The situation has spawned nine additional public arrest warrants that remain outstanding. These include suspects tied to the violence in Tarhunah, such as Abdelbari Ayyad Ramadan Al Shaqaqi, Fathi Faraj Mohamed Salim Al Zinkal, and others, accused of murder, cruel treatment, torture, sexual violence and outrages upon personal dignity during the so-called “Flood of Dignity” operations. Another warrant is for Osama Elmasry Njeem, alleged to have overseen Mitiga Prison during the same period that forms the focus of the charges against El Hishri. And perhaps most politically charged, Saif Al-Islam Gaddafi remains the most high-profile fugitive — a name that observers have invoked for so many years that it has become shorthand for the frustrations of ICC enforcement and the fragmentation of Libya’s post-revolution power structure.
In May 2025, the Libyan authorities formally accepted ICC jurisdiction over crimes on its territory from 2011 through the end of 2027, a move that ostensibly strengthens the Court’s legal footing but does not guarantee access to suspects, secure investigations, or reliable cooperation in a state still fractured by rival administrations and armed factions. For years, the ICC has been publicly criticised for pursuing Libya while the Security Council itself has never fully resourced the referral. Investigators have been left to navigate a patchwork of security constraints, political resistance, and disinformation campaigns that have complicated witness protection and evidence-gathering. Critics of the Court’s pace argue that justice delayed amounts to justice denied. Defenders counter that the alternative — abandoning the proceedings — would signal that war crimes can be negotiated away.
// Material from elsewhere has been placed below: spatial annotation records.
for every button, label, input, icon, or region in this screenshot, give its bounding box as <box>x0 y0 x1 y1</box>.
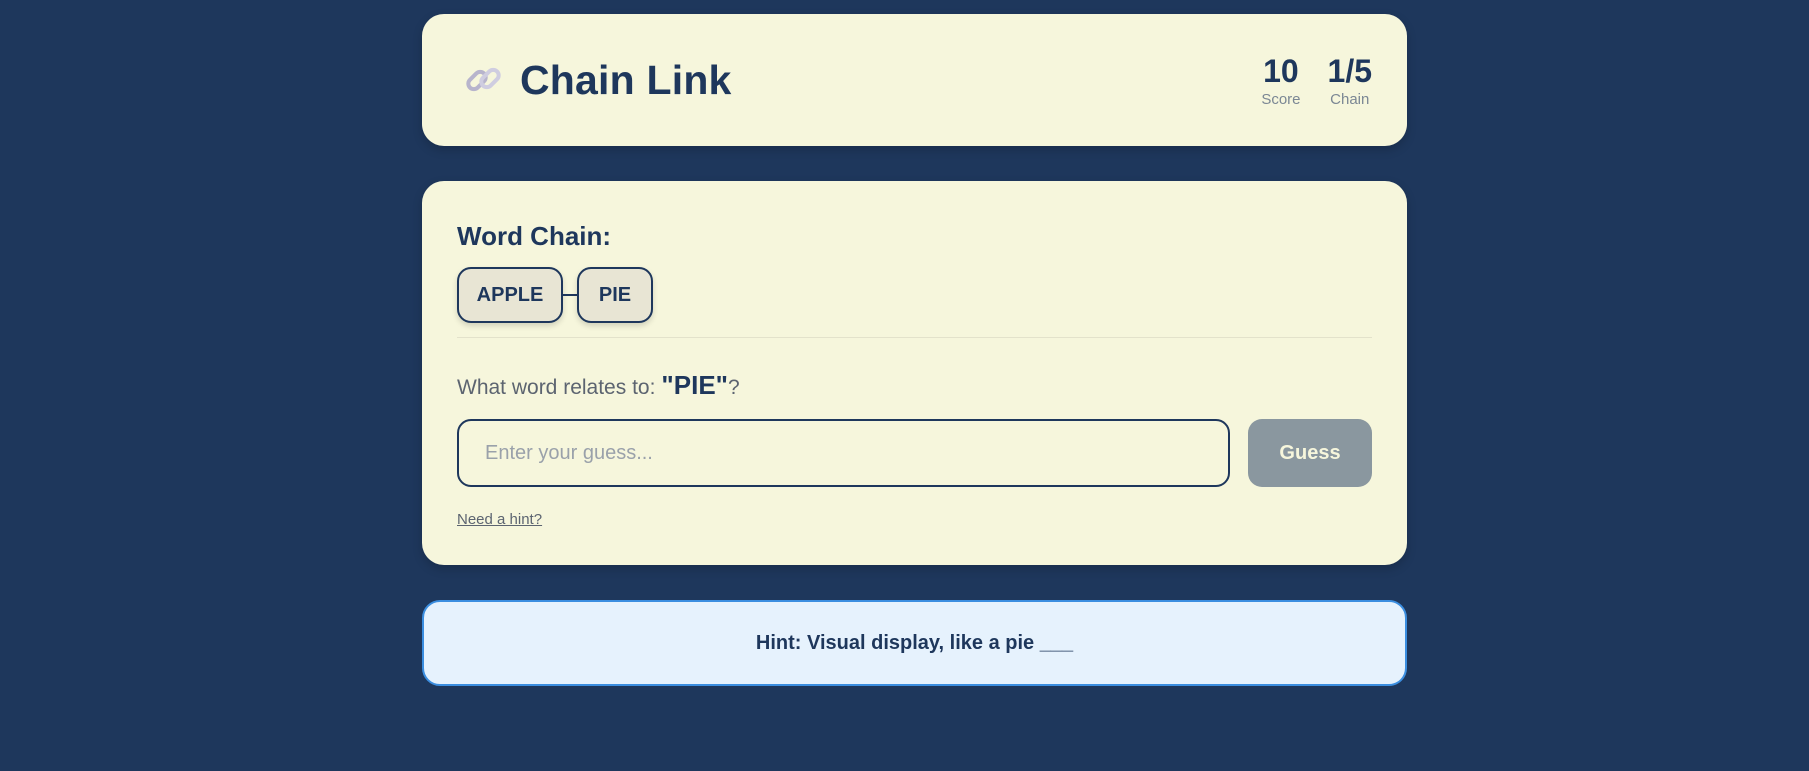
hint-text: Hint: Visual display, like a pie ___ <box>755 631 1074 654</box>
chain-connector <box>563 294 577 296</box>
chain-progress-value: 1/5 <box>1327 53 1372 89</box>
chain-stat: 1/5 Chain <box>1328 54 1372 108</box>
chain-progress-label: Chain <box>1330 91 1370 108</box>
score-label: Score <box>1261 91 1301 108</box>
word-chain: APPLE PIE <box>457 267 1372 323</box>
chain-link-icon <box>462 58 506 102</box>
app-title: Chain Link <box>520 56 732 103</box>
brand: Chain Link <box>462 57 732 104</box>
divider <box>457 337 1372 338</box>
question-prefix: What word relates to: <box>457 376 656 399</box>
score-value: 10 <box>1263 53 1299 89</box>
guess-button[interactable]: Guess <box>1248 419 1372 487</box>
game-card: Word Chain: APPLE PIE What word relates … <box>422 181 1407 565</box>
word-chain-title: Word Chain: <box>457 221 612 251</box>
need-hint-link[interactable]: Need a hint? <box>457 511 542 528</box>
guess-row: Guess <box>457 419 1372 487</box>
hint-box: Hint: Visual display, like a pie ___ <box>422 600 1407 686</box>
stats: 10 Score 1/5 Chain <box>1261 54 1372 108</box>
question-prompt: What word relates to: "PIE" ? <box>457 370 1372 401</box>
chain-word: APPLE <box>457 267 563 323</box>
question-suffix: ? <box>727 376 740 399</box>
guess-input[interactable] <box>457 419 1230 487</box>
question-target-word: "PIE" <box>661 370 728 400</box>
chain-word: PIE <box>577 267 653 323</box>
header-card: Chain Link 10 Score 1/5 Chain <box>422 14 1407 146</box>
score-stat: 10 Score <box>1261 54 1300 108</box>
game-container: Chain Link 10 Score 1/5 Chain Word Chain… <box>422 14 1407 686</box>
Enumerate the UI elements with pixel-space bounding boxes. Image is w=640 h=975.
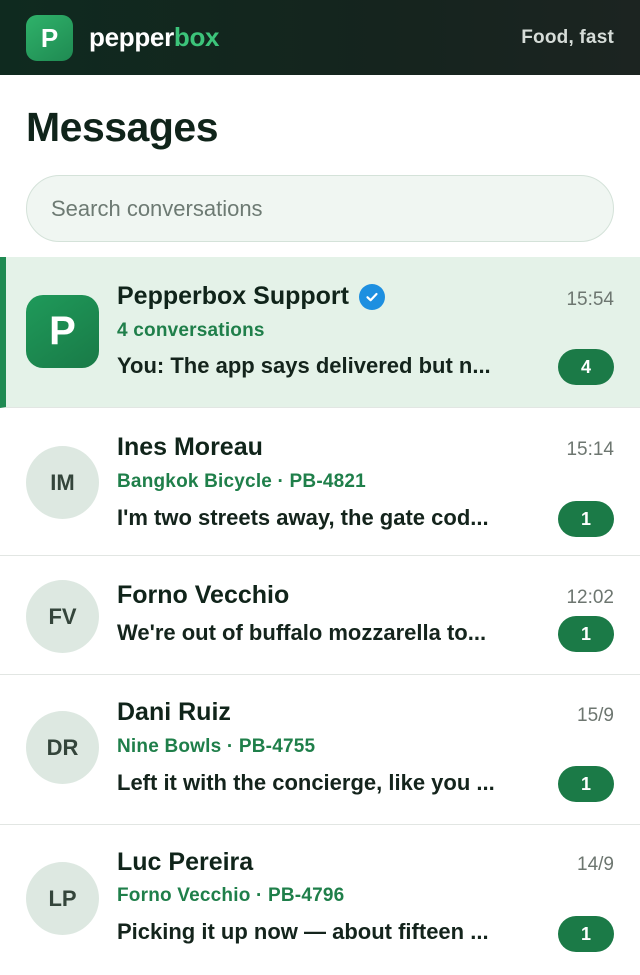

With El Hishri now in custody, the ICC gains a rare opportunity to move at least one case toward trial in a situation that has seen more legal stagnation than accountability. Yet the broader picture remains unchanged: nine warrants are still unenforced, rival authorities inside Libya continue to jockey for power, and the international community’s appetite for sustained engagement in the country has waned dramatically outside rhetorical commitments. The Court can prosecute only the suspects it can physically apprehend. Germany’s cooperation in this case, while significant, underscores rather than resolves the practical reality that there is no international police force and that arrests depend on states choosing to act.
For the families of detainees whose relatives disappeared into Mitiga Prison, the transfer of a single suspect to The Hague may offer a flicker of possibility that impunity is not absolute. Whether that flicker becomes a meaningful pursuit of justice — or an isolated courtroom spectacle unconnected to accountability on the ground — will depend on whether other states follow Germany’s example. The Libyan situation was once touted as proof that the international community remained determined to stop atrocities. Fourteen years on, the arrest of one man raises a quieter, far more cynical question: whether the world is still watching, or whether accountability in Libya has become an afterthought that only resurfaces when a fugitive crosses the wrong border.